How to Protect an Inherited Business in a Divorce

By John Bovis May 28, 2018 Articles

There are many things to consider in a divorce, but protecting your assets and financial security should be a priority.

This is even more important when you have a business that’s been passed down to you as an inheritance.

But this also adds to the complexity of a divorce case, and many people don’t understand the different ways they can protect their inherited business assets.

Working with a family law attorney helps you protect your inherited business. You protect your financial wellbeing after your divorce and prevent common legal mistakes.

Business Assets and their Divorce Risks

The first step in protecting an inherited business is to determine whether it will be deemed “separate” or “marital” property by the courts.

Separate property consists of those assets that were acquired before the marriage.

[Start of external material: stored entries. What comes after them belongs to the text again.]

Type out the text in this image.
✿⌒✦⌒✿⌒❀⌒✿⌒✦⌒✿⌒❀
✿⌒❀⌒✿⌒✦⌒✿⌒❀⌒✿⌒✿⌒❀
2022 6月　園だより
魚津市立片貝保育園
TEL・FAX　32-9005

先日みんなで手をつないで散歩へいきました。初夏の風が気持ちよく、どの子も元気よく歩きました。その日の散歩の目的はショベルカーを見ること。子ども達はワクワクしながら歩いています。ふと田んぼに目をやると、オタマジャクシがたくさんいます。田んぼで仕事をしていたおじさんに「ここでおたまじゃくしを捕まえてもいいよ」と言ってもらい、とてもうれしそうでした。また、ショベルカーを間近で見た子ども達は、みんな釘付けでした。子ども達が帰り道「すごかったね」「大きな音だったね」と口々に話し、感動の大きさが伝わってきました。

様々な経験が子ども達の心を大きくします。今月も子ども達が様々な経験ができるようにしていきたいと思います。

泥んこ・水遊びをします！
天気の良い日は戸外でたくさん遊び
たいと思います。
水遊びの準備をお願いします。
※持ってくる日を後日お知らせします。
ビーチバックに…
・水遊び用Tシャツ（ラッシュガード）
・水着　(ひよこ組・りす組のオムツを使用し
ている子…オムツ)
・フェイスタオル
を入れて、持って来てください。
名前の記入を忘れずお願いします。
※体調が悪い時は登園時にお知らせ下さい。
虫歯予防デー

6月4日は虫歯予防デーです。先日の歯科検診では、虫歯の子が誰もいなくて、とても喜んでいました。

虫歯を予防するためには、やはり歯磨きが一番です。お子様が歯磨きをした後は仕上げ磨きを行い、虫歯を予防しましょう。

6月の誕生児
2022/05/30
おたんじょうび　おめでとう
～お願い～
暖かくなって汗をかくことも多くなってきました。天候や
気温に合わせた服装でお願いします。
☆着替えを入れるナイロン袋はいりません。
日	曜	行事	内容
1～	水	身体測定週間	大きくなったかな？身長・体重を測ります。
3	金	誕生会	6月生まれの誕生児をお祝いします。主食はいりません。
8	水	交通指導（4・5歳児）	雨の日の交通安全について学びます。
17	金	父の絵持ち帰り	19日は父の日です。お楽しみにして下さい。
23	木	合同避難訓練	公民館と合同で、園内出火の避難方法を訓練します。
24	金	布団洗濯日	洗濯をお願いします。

Marital property includes any property acquired during the marriage.

Separate property will typically be granted its sole owner while marital assets are subject to equitable division, which entitles both parties to a share of the assets.

Family court judges use their discretion to determine a fair division of assets. Providing the right evidence that supports your case is critical to getting the outcome you want.

Inherited Business Assets and Georgia Divorce Law

Assets that are inherited by either party during a marriage will remain separate under Georgia law. This means that a business that’s been passed down to you is protected from equitable division.

But there are exceptions that you need to consider. For example, if the business assets appreciate in value during the marriage, then your spouse may be entitled a share of the increased value.

This typically occurs when the appreciation is the result of some contribution made by the spouse. So you and your attorney will need to consider any financial or non-financial contributions that may have impacted the value of your business.

Inherited assets can be at risk for equitable division if they were commingled with marital assets. Keeping separate accounts is one way to prevent this common issue from arising.

Joint accounts can present a risk to your business if they were used to manage any inherited assets. Gathering and presenting the right documents protects your business during your divorce.

Legal Protection Your Inherited Business

Having a prenuptial agreement in place prevents many issues related to divorce and the division of assets. A prenuptial agreement dictates the terms related to your marital assets and can reduce the cost and complexity of your divorce.

Prenuptial agreements may not be able to protect the assets that your spouse contributed towards your inherited business. So understanding the benefits and limitations of this agreement is critical to the process.

Postnuptial agreements are made after the marriage is established and may also protect your inherited business assets. Both parties must disclose all information related to their finances when creating a postnuptial agreement.

You should consult with your attorney before establishing any agreement so that you understand its terms and the potential impact to your business assets.

There are many legal strategies you can use to protect inherited business assets. You’ll need to discuss your needs and circumstances with your attorney to determine the best option.

Keeping accurate records of your finances is the first step in protecting your business from the risk of equitable division.

Commingled assets may remain wholly or partially separated depending on the decision of the courts. You’ll need to demonstrate that there was no intention for those funds to be shared. But this can be difficult without the right legal resources.

A skilled family law attorney with experience in protecting inherited business assets helps secure the financial wellbeing and future success of your business.